Estudantes de Xapuri participam de atividades preparatórias para o concurso, debatendo o impacto de Chico Mendes na conservação da Amazônia. Foto: Hannah Lydia
Expandindo fronteiras e combatendo o esquecimento
Para esta segunda edição, o objetivo é romper os muros do Ifac e abraçar a comunidade escolar de forma mais ampla. A proposta é levar a reflexão para dentro das salas de aula da rede pública, alcançando estudantes que, muitas vezes, desconhecem a profundidade da história que pisam.
"Nessa segunda edição a gente está tentando incluir outras escolas", explica Anselmo. Ele destaca a adesão da Escola Divina Providência, que já integrou sete turmas regulares e turmas da Educação de Jovens e Adultos (EJA) ao projeto.
A expansão é estratégica e pedagógica. O concurso visa combater a desinformação e apresentar às novas gerações o "Chico real", o líder sindical e ambientalista que o mundo admira, mas que localmente, por vezes, sofre ataques de narrativas revisionistas.
Anselmo é enfático ao descrever essa missão:
"Pensando que o sentido do concurso se relaciona com a conexão das novas gerações de moradores de Xapuri com a pessoa do Chico. Os jovens vão tendo contato com um Chico que eles não têm... porque não é o Chico, às vezes, das narrativas que buscam construir uma imagem negativada da pessoa."
Vivência e pertencimento
Para inspirar as cartas, o projeto não se limita à teoria. São realizadas vivências, exibições de vídeos e visitas a locais históricos, proporcionando encontros emocionantes com quem conviveu com o líder seringueiro. O professor relata, por exemplo, o impacto de uma visita onde os alunos puderam ouvir histórias diretamente de "Garrinha", companheiro de luta de Chico.
É nesse contexto de imersão que surge a provocação central do concurso:
"É uma oportunidade que a gente tem de entrar numa sala de aula e perguntar pras pessoas o que ninguém perguntaria: o que você escreveria para o Chico se pudesse?", reflete Anselmo.
Ao responder a essa pergunta, o estudante não está apenas redigindo um texto; ele está se posicionando na história.
"Essa segunda edição se expande nessa perspectiva de conexão das pessoas e os jovens com a sua própria história e a sua própria história numa perspectiva de continuar, uma história de melhorar o mundo", conclui o professor.
O concurso "Uma Carta para Chico" reafirma o compromisso do Comitê em garantir que o legado de Chico Mendes continue ecoando, não apenas como uma lembrança, mas como um chamado à ação para aqueles que herdarão a responsabilidade de manter a floresta em pé.
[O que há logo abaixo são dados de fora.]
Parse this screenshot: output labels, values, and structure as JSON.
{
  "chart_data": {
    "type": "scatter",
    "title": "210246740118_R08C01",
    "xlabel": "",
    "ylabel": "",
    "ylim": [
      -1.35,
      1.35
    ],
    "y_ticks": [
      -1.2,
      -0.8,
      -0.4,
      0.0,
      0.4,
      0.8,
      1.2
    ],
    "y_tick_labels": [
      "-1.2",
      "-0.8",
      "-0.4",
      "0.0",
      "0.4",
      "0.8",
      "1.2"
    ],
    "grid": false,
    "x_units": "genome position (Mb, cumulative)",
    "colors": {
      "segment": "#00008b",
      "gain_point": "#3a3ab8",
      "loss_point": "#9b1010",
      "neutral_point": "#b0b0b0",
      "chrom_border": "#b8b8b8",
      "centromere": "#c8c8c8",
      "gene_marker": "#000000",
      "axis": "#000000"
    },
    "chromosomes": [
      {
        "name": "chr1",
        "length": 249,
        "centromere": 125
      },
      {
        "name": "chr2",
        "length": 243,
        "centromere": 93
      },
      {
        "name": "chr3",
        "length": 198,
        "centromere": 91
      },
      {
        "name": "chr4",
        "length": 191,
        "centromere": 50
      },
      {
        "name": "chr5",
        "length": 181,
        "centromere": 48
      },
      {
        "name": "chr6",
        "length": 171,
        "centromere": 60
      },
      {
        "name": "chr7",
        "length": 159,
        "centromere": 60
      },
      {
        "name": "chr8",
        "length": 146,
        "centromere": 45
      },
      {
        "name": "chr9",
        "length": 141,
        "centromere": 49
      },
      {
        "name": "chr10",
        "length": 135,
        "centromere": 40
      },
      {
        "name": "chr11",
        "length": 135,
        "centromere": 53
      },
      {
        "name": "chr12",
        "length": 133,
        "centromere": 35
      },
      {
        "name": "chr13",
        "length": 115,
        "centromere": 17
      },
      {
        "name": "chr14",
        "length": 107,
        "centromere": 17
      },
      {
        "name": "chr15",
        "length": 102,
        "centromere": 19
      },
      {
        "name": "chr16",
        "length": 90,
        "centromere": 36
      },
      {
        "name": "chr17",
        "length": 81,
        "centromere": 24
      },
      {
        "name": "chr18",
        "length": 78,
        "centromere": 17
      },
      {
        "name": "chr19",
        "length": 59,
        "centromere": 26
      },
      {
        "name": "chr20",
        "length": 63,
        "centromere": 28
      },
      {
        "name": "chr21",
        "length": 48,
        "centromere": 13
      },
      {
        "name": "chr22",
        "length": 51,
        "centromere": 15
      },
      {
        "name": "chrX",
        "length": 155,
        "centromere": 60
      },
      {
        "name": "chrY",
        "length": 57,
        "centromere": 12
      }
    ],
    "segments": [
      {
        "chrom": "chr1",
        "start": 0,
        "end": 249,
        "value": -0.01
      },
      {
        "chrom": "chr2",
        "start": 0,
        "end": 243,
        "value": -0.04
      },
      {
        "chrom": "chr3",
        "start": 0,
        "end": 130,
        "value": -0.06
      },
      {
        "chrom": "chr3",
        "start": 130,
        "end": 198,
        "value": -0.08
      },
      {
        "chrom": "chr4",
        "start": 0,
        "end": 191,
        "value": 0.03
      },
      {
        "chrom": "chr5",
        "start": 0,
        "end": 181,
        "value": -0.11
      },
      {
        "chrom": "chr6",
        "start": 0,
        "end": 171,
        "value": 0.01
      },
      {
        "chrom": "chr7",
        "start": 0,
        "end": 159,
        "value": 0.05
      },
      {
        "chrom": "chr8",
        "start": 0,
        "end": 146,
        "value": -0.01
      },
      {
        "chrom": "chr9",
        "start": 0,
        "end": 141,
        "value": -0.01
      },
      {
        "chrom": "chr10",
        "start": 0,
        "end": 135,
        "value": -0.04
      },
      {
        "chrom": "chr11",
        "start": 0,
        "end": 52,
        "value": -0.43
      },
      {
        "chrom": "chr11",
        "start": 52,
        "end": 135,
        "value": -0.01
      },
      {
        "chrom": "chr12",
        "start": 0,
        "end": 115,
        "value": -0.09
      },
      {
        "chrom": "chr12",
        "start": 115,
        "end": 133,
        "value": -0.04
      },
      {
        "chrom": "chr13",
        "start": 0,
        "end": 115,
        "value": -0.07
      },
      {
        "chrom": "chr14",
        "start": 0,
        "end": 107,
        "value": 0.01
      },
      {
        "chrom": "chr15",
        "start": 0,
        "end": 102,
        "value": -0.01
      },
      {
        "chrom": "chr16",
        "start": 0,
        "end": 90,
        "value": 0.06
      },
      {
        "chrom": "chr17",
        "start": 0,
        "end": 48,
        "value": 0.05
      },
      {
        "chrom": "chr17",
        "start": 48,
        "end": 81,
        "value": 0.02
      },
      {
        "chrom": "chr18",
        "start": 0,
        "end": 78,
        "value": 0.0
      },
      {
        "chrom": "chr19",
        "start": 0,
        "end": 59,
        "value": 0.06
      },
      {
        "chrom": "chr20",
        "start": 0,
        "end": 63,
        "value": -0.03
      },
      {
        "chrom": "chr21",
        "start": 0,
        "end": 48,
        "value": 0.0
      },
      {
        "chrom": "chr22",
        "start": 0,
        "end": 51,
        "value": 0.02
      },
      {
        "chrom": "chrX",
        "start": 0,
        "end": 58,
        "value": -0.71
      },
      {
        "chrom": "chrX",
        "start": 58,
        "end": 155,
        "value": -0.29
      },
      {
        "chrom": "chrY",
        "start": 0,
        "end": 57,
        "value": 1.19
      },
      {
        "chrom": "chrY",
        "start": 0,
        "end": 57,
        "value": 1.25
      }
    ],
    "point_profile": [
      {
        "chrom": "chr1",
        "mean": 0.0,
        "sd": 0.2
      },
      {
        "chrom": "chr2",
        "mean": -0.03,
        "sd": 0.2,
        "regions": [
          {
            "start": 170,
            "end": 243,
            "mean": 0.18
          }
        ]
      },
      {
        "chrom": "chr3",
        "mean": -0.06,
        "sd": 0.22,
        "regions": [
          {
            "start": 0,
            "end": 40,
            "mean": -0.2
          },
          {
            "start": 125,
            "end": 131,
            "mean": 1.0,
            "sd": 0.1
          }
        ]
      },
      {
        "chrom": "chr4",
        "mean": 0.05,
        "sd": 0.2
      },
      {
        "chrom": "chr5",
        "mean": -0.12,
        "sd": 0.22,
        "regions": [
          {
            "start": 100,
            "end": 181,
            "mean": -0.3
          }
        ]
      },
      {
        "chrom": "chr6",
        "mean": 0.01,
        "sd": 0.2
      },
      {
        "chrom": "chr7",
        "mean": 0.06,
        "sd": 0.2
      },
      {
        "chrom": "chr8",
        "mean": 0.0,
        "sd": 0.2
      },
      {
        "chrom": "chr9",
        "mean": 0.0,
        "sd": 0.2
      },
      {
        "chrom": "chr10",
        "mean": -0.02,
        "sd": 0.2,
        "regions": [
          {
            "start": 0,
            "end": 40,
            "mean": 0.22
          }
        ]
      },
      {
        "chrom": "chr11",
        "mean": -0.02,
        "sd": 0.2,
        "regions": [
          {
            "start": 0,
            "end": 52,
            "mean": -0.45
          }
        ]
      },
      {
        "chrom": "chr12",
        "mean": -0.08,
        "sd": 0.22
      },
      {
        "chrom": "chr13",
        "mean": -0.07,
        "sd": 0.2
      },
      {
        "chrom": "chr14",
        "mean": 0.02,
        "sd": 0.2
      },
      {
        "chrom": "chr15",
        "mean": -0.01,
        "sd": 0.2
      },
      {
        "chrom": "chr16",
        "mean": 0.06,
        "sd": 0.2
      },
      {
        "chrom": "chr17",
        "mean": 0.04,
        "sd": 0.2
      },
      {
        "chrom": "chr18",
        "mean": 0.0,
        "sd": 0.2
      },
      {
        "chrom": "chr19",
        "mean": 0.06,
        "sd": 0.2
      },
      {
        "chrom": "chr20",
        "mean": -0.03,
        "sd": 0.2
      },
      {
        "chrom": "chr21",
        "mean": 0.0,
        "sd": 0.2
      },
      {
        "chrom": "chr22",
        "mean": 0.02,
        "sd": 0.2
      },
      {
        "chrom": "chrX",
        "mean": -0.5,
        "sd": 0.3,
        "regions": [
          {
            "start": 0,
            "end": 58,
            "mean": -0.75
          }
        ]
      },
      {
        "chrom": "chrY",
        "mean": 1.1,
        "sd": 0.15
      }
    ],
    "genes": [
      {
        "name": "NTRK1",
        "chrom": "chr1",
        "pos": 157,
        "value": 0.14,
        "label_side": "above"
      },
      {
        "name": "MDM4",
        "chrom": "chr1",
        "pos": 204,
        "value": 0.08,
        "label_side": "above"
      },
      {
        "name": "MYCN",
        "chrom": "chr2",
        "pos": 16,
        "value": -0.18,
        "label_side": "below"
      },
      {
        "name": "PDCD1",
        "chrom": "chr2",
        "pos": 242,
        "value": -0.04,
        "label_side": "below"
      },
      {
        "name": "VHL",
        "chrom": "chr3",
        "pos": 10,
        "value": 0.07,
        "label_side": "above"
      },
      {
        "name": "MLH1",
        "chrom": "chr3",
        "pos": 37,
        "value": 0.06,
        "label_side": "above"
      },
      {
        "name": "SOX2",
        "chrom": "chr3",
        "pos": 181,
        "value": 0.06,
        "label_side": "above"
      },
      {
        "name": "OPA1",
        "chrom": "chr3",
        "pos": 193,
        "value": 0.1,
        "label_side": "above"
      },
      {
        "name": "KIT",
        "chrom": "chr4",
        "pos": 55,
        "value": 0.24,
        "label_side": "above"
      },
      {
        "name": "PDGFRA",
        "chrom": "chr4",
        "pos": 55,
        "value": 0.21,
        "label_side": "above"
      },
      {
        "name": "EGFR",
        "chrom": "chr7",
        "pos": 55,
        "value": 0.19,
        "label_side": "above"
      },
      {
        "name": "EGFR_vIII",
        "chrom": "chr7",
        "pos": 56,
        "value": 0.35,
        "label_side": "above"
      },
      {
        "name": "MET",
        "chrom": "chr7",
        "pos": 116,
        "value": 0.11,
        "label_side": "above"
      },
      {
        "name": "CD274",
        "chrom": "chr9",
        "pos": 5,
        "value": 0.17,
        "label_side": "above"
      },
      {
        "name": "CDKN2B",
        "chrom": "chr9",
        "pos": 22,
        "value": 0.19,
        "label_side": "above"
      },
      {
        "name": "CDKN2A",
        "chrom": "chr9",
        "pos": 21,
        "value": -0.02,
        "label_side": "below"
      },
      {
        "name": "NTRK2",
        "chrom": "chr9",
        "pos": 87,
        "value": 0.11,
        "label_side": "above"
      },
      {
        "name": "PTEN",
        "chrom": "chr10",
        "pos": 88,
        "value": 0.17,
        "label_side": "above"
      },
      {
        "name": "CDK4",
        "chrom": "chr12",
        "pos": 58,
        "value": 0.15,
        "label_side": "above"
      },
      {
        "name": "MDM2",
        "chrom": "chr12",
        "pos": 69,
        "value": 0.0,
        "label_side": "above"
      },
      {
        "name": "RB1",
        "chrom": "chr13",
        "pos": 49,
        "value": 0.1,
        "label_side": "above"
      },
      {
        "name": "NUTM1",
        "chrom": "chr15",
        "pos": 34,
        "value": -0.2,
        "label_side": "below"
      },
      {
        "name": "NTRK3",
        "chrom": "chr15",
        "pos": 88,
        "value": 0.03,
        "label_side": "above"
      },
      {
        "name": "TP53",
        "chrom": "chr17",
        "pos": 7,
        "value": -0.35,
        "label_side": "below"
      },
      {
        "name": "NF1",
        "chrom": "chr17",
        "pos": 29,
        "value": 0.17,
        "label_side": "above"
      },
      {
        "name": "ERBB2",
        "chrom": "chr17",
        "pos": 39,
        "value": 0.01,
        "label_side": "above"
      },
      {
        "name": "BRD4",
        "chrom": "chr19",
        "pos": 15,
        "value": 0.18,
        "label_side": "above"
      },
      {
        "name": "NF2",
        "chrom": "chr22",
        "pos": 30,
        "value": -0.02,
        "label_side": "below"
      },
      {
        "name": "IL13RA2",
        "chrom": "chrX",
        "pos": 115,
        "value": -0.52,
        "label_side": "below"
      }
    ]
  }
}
Sobre o Comitê Chico Mendes:
Criado em 1988 por militantes, familiares e organizações da sociedade civil na noite do assassinato do líder seringueiro e sindicalista Chico Mendes, o Comitê Chico Mendes surgiu como guardião de seus ideais e legado. Até 2021, atuou como um movimento social, promovendo a Semana Chico Mendes e o Festival Jovens do Futuro.
Diante do desmonte da Política Nacional de Meio Ambiente, que afetou violentamente os territórios e suas populações, especialmente as Reservas Extrativistas, decidiu dar um passo estratégico para fortalecer sua atuação em prol do bem-estar social, ambiental, cultural e econômico das comunidades tradicionais.
Em maio de 2021, após um amplo processo de escuta e diálogo entre membros e parceiros, optou-se pela institucionalização do Comitê Chico Mendes. A decisão representou um marco na trajetória da organização, permitindo a implementação de projetos estruturados sem abrir mão da essência de resistência, expressa nas Semanas Chico Mendes, realizadas desde 1989, e no Festival Jovens do Futuro, promovido a partir de 2020.